Une alliance autourd’objectifs contradictoires

En Suisse, les femmes désirent 2,4 enfants en moyenne. Pourtant, le taux de fécondité se situe à 1,4 enfant par femme. La raison principale de cette différence provient du conflit entre famille et travail.

Quelles sont les causes de ce conflit? Il découle de la rencontre entre les deux grands axes qui marquent l’évolution de la vie contemporaine: la modernisation sociale d’une part, et le développement de l’économie de marché, d’autre part. Au niveau social, cette modernisation se traduit par l’individualisation.

Durant leurs deux premières années de vie, les enfants dépendent, pour le développement de leur aptitude à créer des liens, de la présence constante de personnes de référence. Durant cette période, la famille est irremplaçable. Mais après, il est nécessaire de disposer d’institutions sociales qui accueillent les enfants pour le cas où les familles ne sont plus en mesure de le faire.

Si cette modernisation sociale se poursuit, la société et l’Etat devront soutenir les familles dans leur mission éducatrice. Le développement économique accompagne la libéralisation sociale et l’égalité des sexes. Plus la logique de l’économie de marché envahira toutes les sphères de la société, plus cette dernière devra fonctionner selon le principe de l’échange de prestations.  Ainsi, l’évolution économique et sociale a-t-elle pour conséquence que l’accueil des enfants en âge préscolaire et scolaire n’est plus l’unique affaire des parents, mais une responsabilité d’ordre public.

Quels sont les objectifs de la prise en charge des enfants hors du cadre familial?

Il semble normal que le débat public mette en avant une multiplicité d’objectifs divers qui se combinent avec des exigences stratégiques. L’exigence de l’égalité entre hommes et femmes est fondamentalement justifiée. Cependant, la question de la protection du droit des enfants reste centrale. Des enfants accueillis dans de mauvaises conditions souffrent. Ils ont droit à une éducation optimale. Mais il existe encore de nombreuses exigences de nature stratégique. Stratégiques en ce sens qu’elles utilisent les besoins des femmes et des enfants pour réaliser d’autres buts: augmentation du taux de natalité; ou participation accrue des femmes sur le marché du travail. L’interaction de ces différents intérêts constitue une menace pour l’enfant dans la mesure où elle pourrait bien le transformer en cible de stratégies contradictoires.

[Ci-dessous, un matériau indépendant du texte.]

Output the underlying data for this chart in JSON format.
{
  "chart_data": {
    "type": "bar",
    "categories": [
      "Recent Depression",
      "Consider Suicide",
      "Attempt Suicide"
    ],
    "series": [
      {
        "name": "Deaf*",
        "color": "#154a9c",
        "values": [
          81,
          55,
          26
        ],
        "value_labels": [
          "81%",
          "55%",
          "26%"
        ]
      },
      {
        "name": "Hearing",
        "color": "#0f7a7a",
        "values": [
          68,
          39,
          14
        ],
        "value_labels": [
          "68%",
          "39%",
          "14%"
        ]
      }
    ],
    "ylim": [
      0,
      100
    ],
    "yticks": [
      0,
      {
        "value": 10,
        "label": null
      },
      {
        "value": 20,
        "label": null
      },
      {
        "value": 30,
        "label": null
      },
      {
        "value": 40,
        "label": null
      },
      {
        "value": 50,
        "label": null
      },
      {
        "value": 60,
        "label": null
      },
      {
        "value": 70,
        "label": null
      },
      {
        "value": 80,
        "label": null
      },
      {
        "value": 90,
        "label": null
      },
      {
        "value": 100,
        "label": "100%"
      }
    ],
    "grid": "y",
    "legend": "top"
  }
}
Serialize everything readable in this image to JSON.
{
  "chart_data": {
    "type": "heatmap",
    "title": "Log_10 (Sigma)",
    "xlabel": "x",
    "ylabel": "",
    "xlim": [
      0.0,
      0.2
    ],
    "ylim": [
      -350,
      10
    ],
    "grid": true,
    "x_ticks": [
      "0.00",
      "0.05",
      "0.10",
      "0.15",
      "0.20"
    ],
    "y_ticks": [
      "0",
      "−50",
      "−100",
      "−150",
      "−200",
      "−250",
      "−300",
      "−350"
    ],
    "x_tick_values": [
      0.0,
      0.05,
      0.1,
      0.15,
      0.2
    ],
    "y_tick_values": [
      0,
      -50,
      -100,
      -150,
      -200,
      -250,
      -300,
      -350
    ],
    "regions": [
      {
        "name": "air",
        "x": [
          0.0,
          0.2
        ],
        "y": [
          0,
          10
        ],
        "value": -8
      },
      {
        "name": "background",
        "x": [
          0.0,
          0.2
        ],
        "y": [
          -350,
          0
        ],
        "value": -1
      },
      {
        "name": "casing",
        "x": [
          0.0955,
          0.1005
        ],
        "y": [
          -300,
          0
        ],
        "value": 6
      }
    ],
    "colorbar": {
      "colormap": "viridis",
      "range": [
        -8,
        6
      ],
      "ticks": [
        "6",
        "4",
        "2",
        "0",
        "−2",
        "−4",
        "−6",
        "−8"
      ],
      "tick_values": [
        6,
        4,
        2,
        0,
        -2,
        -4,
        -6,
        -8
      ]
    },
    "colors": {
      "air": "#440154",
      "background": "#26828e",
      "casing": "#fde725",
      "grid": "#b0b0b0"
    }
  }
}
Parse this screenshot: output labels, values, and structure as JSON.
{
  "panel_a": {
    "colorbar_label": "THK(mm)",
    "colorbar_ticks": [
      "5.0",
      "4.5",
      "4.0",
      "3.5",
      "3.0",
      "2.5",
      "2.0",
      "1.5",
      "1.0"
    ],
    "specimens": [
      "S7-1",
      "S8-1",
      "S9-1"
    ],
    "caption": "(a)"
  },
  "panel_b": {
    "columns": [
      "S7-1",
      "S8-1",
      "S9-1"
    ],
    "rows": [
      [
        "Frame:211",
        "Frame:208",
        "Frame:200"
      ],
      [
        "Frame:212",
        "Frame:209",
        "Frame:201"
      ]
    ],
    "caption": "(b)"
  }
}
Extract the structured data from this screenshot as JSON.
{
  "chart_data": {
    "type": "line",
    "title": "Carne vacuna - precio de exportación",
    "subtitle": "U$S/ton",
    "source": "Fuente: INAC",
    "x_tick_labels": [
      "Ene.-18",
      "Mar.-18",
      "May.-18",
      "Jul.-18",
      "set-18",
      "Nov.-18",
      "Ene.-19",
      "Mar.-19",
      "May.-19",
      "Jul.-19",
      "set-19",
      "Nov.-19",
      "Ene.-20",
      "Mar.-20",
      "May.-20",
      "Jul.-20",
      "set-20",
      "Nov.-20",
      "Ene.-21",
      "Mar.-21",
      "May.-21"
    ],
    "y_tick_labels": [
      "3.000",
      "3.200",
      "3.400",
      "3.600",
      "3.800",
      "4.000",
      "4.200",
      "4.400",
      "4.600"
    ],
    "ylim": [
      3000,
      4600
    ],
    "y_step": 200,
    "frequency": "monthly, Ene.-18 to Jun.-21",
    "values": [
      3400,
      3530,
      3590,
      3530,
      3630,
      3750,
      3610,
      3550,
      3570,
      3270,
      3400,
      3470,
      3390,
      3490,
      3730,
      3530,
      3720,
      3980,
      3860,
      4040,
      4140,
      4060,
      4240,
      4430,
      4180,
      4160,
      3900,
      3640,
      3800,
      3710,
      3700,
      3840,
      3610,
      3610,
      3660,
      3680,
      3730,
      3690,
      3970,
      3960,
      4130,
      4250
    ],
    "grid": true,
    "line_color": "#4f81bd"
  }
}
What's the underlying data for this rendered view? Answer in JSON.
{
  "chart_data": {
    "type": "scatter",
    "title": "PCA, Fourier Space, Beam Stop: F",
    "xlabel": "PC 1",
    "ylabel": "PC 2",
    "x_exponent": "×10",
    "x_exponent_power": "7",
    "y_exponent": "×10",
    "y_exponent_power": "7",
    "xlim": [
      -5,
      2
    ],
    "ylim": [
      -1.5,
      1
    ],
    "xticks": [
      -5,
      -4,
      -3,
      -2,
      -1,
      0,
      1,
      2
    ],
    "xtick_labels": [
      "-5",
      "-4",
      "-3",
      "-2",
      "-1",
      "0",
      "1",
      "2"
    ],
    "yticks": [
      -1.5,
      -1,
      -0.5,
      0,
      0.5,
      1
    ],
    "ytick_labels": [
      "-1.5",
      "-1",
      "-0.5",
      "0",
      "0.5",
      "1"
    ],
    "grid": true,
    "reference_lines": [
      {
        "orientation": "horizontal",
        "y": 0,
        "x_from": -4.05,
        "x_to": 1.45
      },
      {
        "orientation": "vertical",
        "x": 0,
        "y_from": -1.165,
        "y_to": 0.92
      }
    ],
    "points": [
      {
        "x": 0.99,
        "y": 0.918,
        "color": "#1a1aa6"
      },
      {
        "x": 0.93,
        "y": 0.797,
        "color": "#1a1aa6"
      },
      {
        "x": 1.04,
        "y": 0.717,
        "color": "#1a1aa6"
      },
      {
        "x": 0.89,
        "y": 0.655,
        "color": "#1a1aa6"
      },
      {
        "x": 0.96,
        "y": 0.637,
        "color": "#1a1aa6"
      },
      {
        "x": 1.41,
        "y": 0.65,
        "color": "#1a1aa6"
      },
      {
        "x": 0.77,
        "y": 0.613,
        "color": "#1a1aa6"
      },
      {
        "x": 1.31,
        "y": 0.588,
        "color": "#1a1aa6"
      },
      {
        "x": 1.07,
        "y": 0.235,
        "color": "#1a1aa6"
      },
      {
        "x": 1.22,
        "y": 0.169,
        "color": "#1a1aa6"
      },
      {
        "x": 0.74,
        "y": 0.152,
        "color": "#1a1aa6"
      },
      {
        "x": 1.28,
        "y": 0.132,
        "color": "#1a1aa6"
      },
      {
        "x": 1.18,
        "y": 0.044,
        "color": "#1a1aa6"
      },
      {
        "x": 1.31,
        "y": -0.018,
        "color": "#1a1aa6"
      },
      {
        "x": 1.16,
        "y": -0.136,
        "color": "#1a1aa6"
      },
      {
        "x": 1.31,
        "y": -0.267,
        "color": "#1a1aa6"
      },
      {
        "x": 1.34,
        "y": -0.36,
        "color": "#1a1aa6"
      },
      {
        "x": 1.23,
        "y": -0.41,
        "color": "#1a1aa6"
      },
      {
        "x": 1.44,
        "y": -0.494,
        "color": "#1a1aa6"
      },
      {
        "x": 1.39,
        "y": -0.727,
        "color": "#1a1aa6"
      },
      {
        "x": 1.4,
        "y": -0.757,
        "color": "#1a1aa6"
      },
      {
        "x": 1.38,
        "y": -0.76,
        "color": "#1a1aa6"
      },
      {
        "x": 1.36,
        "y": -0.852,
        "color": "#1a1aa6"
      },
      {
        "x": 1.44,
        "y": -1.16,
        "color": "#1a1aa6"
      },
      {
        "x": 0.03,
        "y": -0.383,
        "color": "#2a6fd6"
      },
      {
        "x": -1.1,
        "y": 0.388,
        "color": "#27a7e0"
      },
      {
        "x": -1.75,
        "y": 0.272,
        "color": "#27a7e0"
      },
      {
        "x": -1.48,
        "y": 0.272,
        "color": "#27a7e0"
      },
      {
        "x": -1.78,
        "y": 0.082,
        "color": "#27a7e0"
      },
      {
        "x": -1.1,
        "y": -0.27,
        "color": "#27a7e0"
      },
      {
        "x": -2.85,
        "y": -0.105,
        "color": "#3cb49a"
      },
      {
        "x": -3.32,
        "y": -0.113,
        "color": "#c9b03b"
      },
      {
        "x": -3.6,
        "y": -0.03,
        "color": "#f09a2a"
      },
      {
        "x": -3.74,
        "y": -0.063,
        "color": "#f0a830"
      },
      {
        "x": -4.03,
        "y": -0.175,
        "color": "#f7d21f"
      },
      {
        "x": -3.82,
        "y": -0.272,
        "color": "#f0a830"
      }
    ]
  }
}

L’analyse de ce contexte débouche sur plusieurs constats paradoxaux:

  • le premier axe d’évolution esquissé est l’émancipation de l’individu. Là, le paradoxe réside dans le risque que cette individualisation de l’adulte conduise à une « collectivisation » de sa progéniture. L’individualisme se traduit par un affaiblissement de la capacité de la famille à assumer ses responsabilités en tant qu’unité sociale. Il transfert ainsi à la collectivité la mission d’éducation des enfants.
  • Tout aussi paradoxale apparaît la conséquence du second axe d’évolution, à savoir le développement de l’économie de marché, qui a pour conséquence une « étatisation » de l’éducation. Plus l’homme et la femme seront intégrés dans les processus économiques, moins ils seront en mesure de remplir leurs devoirs d’éducateurs et de parents. Ainsi, exactement comme pour le chômage ou les atteintes à l’environnement, les problèmes se voient externalisés et livrés à la régulation étatique. La responsabilité de l’éducation des enfants, qui freine la disponibilité des parents nécessaire à l’accomplissement de leurs devoirs économiques, est déléguée à l’Etat.
  • La question de savoir si l’Etat remplira lui-même cette mission ou s’il la transmettra à des tiers privés, paraît ici secondaire. L’Etat doit prendre la responsabilité de garantir la solidarité envers les enfants. Une solidarité dont les parents, sous la pression de la concurrence, peuvent de moins en moins faire preuve. Finalement, l’Etat contribue de cette manière à répandre la logique économique au sein de la société, et à la transformer en véritable société de marché. Là aussi, il y a un paradoxe : l’Etat contribue à détruire la conscience du devoir et du lien avec sa descendance qui constitue pourtant son premier fondement.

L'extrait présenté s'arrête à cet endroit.